Question Date: 2013-01-23
Answer 1:

This is a great question about natural processes -- it's very good to stay curious and ask the "why" questions! One of the reasons we sneeze is to get rid of an excess of unwelcome foreign particles or irritants. In other words, the mucus lining of our noses usually traps these particles and deals with them but when too many have built up or come in at once, we expel them by sneezing. Particles or irritants entering our noses trigger the release of chemicals called histamines. The histamines in turn trigger a response in the nerve cells of the nose, and these nerve cells send a signal indicating that a sneeze is necessary! In addition to removing unwanted particles, a recent study suggested that sneezing may also serve to "reset" the environment in the nose so that foreign particles can be trapped normally again.

Answer 2:

To answer your question, sneezing is a very useful action our bodies have developed to prevent unwanted particles in the air from entering the body. As you are certainly aware, we have openings in our bodies (mouth, nose, ears) that allow us to bring things from the environment that we need to survive into our bodies (like food and air!).

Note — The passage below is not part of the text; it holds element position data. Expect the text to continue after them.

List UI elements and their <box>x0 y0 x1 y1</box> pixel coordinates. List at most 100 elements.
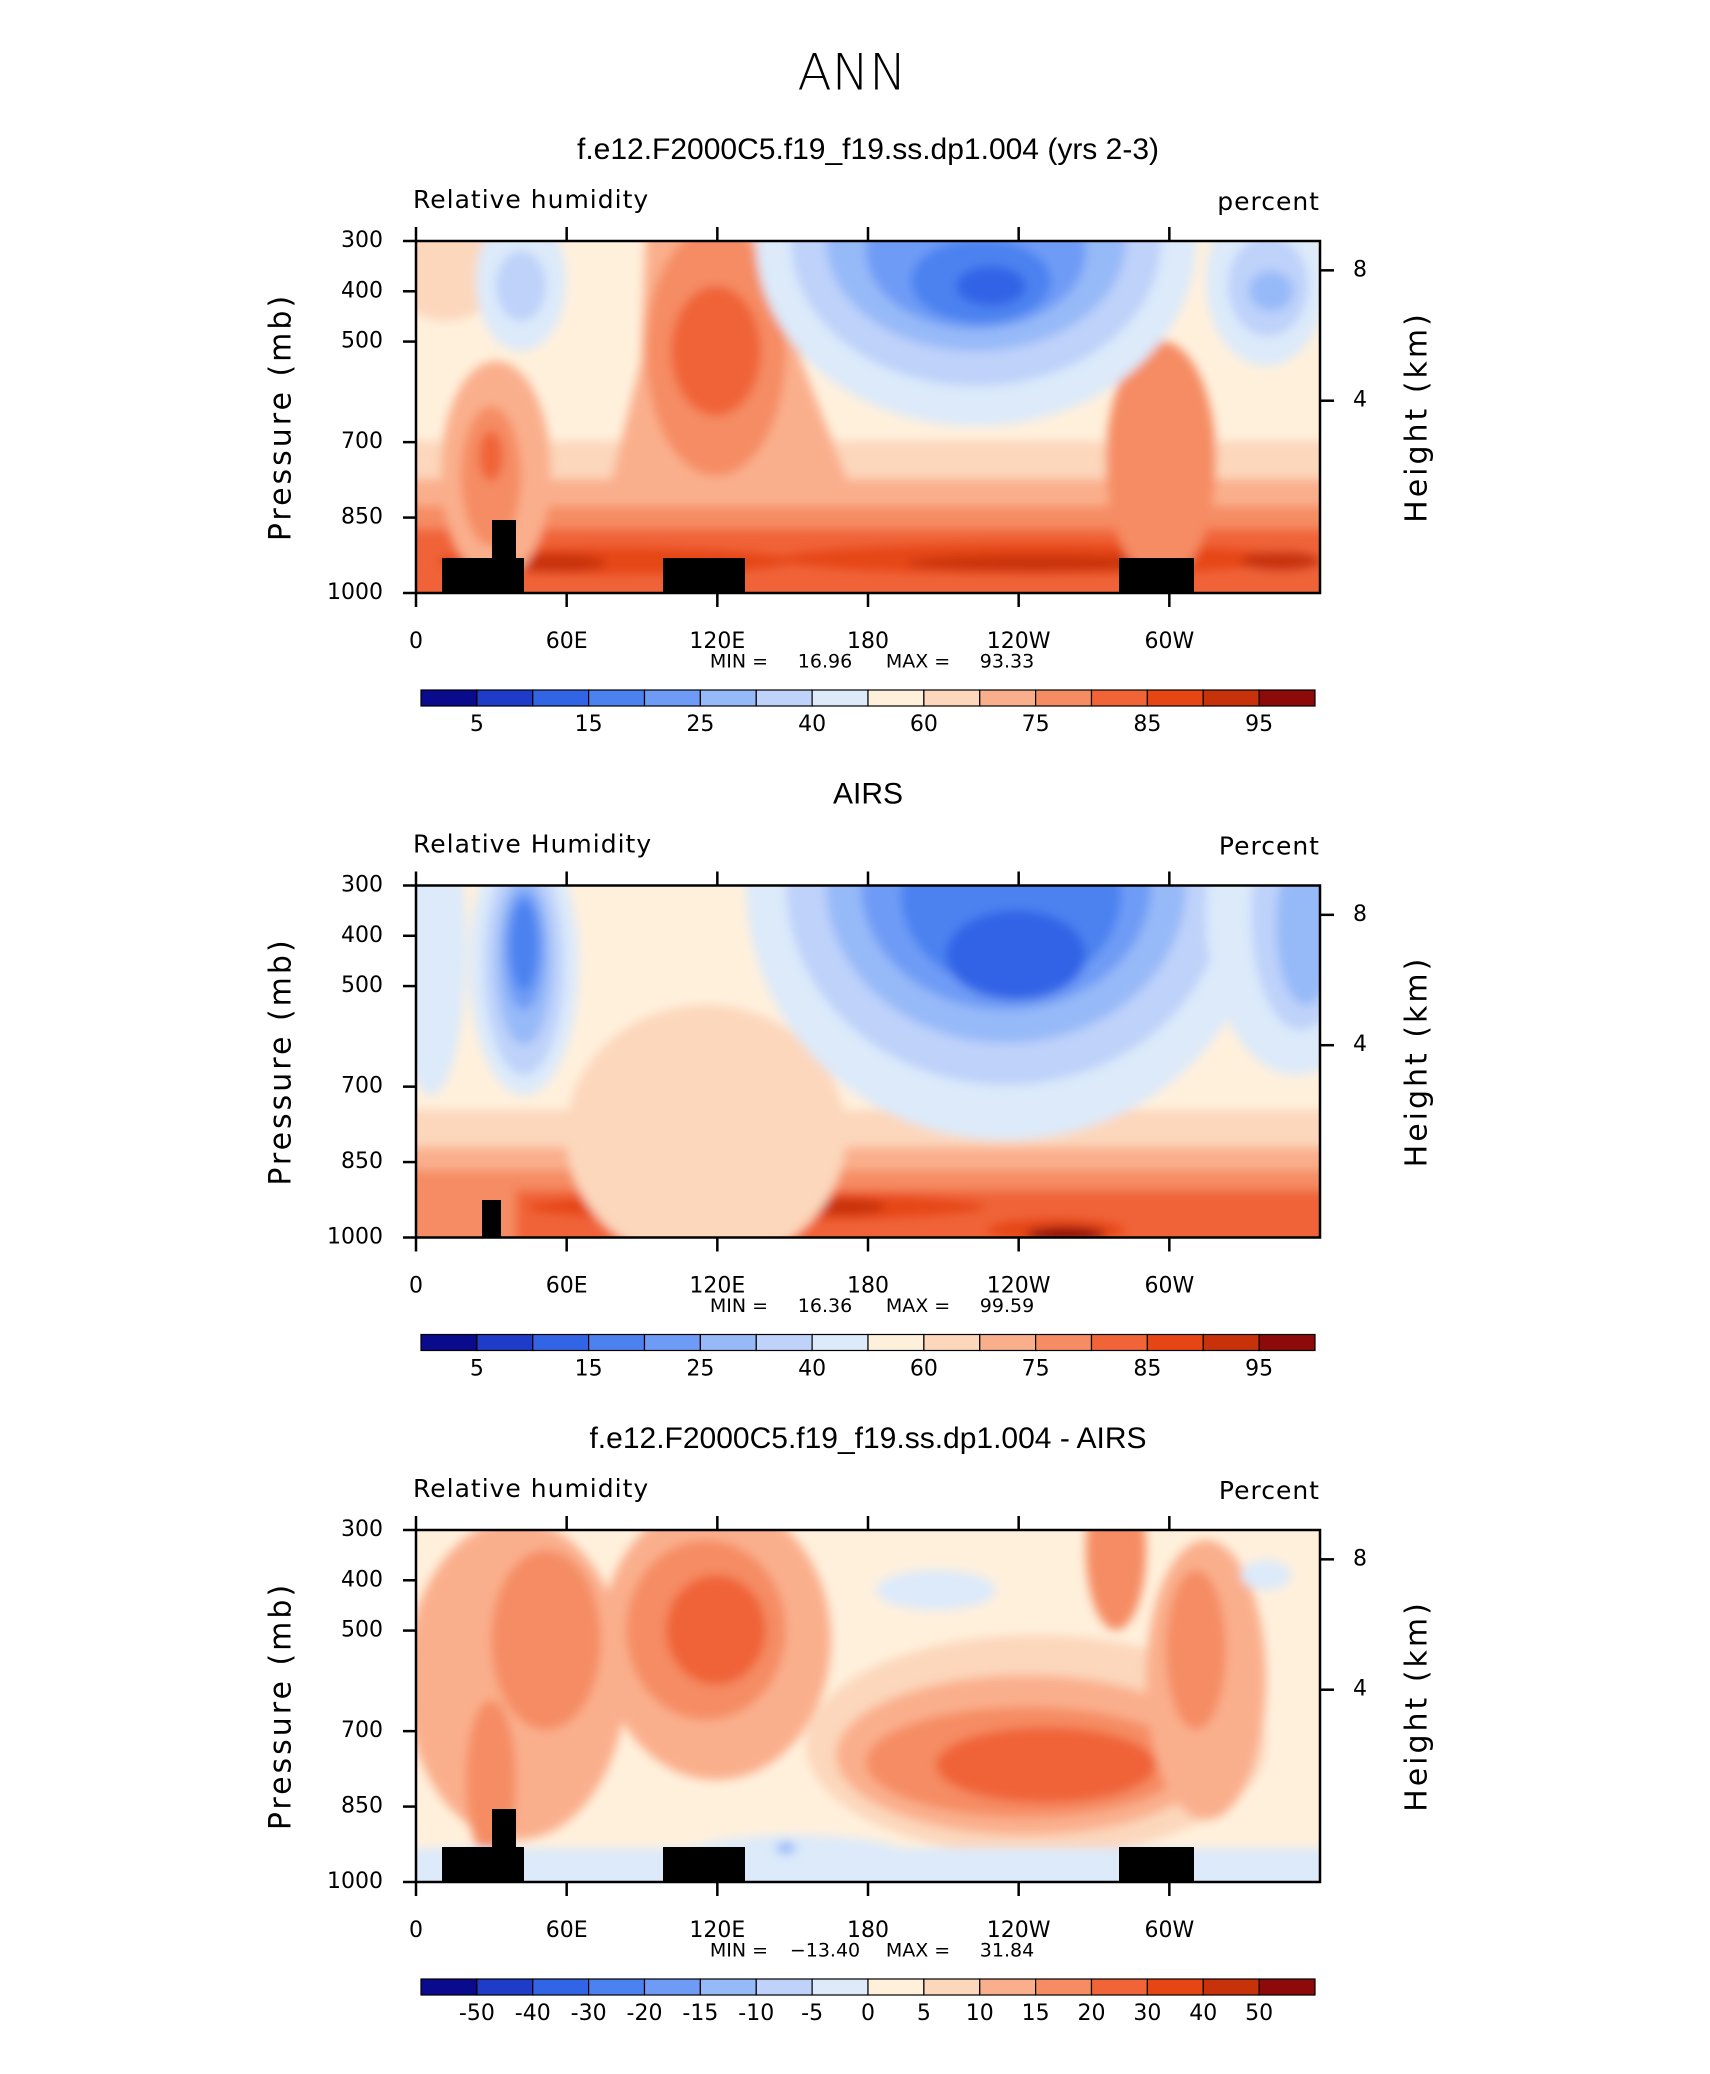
x-tick-label: 120E <box>689 1918 745 1943</box>
colorbar-box <box>867 689 925 707</box>
field-2 <box>416 885 1320 1237</box>
colorbar-box <box>532 689 590 707</box>
max-label: MAX = <box>886 1295 950 1317</box>
y-tick-label: 1000 <box>327 1225 383 1250</box>
colorbar-label: -50 <box>459 2001 495 2026</box>
colorbar-label: -20 <box>627 2001 663 2026</box>
y-tick-label: 500 <box>341 1618 383 1643</box>
y-tick-label: 850 <box>341 505 383 530</box>
min-label: MIN = <box>710 651 768 673</box>
y-tick-label: 700 <box>341 1074 383 1099</box>
colorbar-label: 10 <box>966 2001 994 2026</box>
colorbar-box <box>476 1978 534 1996</box>
colorbar-box <box>811 1333 869 1352</box>
field-name: Relative humidity <box>413 1474 649 1503</box>
colorbar-label: 40 <box>1189 2001 1217 2026</box>
colorbar-box <box>1202 1978 1260 1996</box>
field-name: Relative Humidity <box>413 830 652 859</box>
y-tick-label: 400 <box>341 1567 383 1592</box>
colorbar-box <box>1090 1333 1148 1352</box>
y2-tick-label: 4 <box>1353 1677 1367 1702</box>
y-axis-label: Pressure (mb) <box>264 937 299 1185</box>
x-tick-label: 60E <box>546 1918 588 1943</box>
colorbar-label: 5 <box>917 2001 931 2026</box>
max-value: 31.84 <box>980 1940 1034 1962</box>
colorbar-label: 75 <box>1022 712 1050 737</box>
colorbar-box <box>699 689 757 707</box>
min-label: MIN = <box>710 1940 768 1962</box>
colorbar-box <box>1146 1978 1204 1996</box>
x-tick-label: 60W <box>1144 1274 1194 1299</box>
colorbar-box <box>1258 1333 1316 1352</box>
colorbar-box <box>755 689 813 707</box>
colorbar-label: 25 <box>686 712 714 737</box>
colorbar-box <box>979 1333 1037 1352</box>
colorbar-label: 20 <box>1078 2001 1106 2026</box>
colorbar-label: 30 <box>1133 2001 1161 2026</box>
field-3 <box>416 1530 1320 1882</box>
colorbar-box <box>923 1978 981 1996</box>
x-tick-label: 120W <box>987 1274 1051 1299</box>
colorbar-label: -40 <box>515 2001 551 2026</box>
y-tick-label: 500 <box>341 973 383 998</box>
colorbar-label: -15 <box>682 2001 718 2026</box>
colorbar-box <box>1202 1333 1260 1352</box>
colorbar-box <box>1035 689 1093 707</box>
colorbar-label: 95 <box>1245 712 1273 737</box>
colorbar-box <box>923 1333 981 1352</box>
x-tick-label: 60W <box>1144 629 1194 654</box>
min-value: 16.36 <box>798 1295 852 1317</box>
y-axis-label: Pressure (mb) <box>264 1582 299 1830</box>
colorbar-box <box>1258 689 1316 707</box>
x-tick-label: 120E <box>689 1274 745 1299</box>
x-tick-label: 180 <box>847 1274 889 1299</box>
colorbar-label: 0 <box>861 2001 875 2026</box>
colorbar-box <box>588 1333 646 1352</box>
colorbar-box <box>588 1978 646 1996</box>
y-tick-label: 1000 <box>327 1869 383 1894</box>
field-units: percent <box>1217 187 1320 216</box>
colorbar-label: 15 <box>1022 2001 1050 2026</box>
colorbar-box <box>1146 689 1204 707</box>
colorbar-box <box>1090 1978 1148 1996</box>
colorbar-label: 25 <box>686 1357 714 1382</box>
colorbar-label: -10 <box>738 2001 774 2026</box>
colorbar-box <box>476 689 534 707</box>
max-value: 99.59 <box>980 1295 1034 1317</box>
x-tick-label: 60W <box>1144 1918 1194 1943</box>
colorbar-box <box>1146 1333 1204 1352</box>
min-value: 16.96 <box>798 651 852 673</box>
min-value: −13.40 <box>790 1940 860 1962</box>
figure-title: ANN <box>797 44 906 102</box>
field-name: Relative humidity <box>413 185 649 214</box>
colorbar-label: 60 <box>910 1357 938 1382</box>
colorbar-label: 40 <box>798 712 826 737</box>
colorbar-box <box>1035 1978 1093 1996</box>
colorbar-label: 5 <box>470 712 484 737</box>
colorbar-box <box>420 689 478 707</box>
colorbar-box <box>532 1333 590 1352</box>
x-tick-label: 120W <box>987 1918 1051 1943</box>
x-tick-label: 180 <box>847 1918 889 1943</box>
colorbar-box <box>867 1333 925 1352</box>
x-tick-label: 60E <box>546 1274 588 1299</box>
colorbar-label: 40 <box>798 1357 826 1382</box>
colorbar-box <box>643 1978 701 1996</box>
x-tick-label: 60E <box>546 629 588 654</box>
y2-axis-label: Height (km) <box>1400 1600 1435 1812</box>
colorbar-box <box>643 1333 701 1352</box>
x-tick-label: 120E <box>689 629 745 654</box>
colorbar-box <box>1202 689 1260 707</box>
y-tick-label: 300 <box>341 873 383 898</box>
y2-tick-label: 8 <box>1353 902 1367 927</box>
colorbar-label: 95 <box>1245 1357 1273 1382</box>
field-units: Percent <box>1219 832 1320 861</box>
y-axis-label: Pressure (mb) <box>264 293 299 541</box>
colorbar-label: 15 <box>575 712 603 737</box>
y2-tick-label: 8 <box>1353 1546 1367 1571</box>
y-tick-label: 400 <box>341 278 383 303</box>
y-tick-label: 1000 <box>327 580 383 605</box>
colorbar-box <box>811 1978 869 1996</box>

However, there are many things in the environment that we do not want to get into our bodies, like germs and dirt. Sneezing is just a reflex our bodies have developed to prevent these unwanted things from getting inside of us and making us sick. When unwanted particles travel into your nose, they irritate the cells inside the nostril. This sends a message in your brain to expel the particle (along with mucus and anything else that might be up there). The sneeze itself is a strong contraction of muscles in your throat and face that abruptly forces out the contents of your nose. Did you know: humans aren’t the only organisms that sneeze, all mammals do!


Answer 3:

Sneezing is a reaction to expel unwanted material from your nose and sinuses. Some diseases have also tricked our nose into sneezing when it's not necessary - instead, it expels the bacteria or virus so that it can infect other people.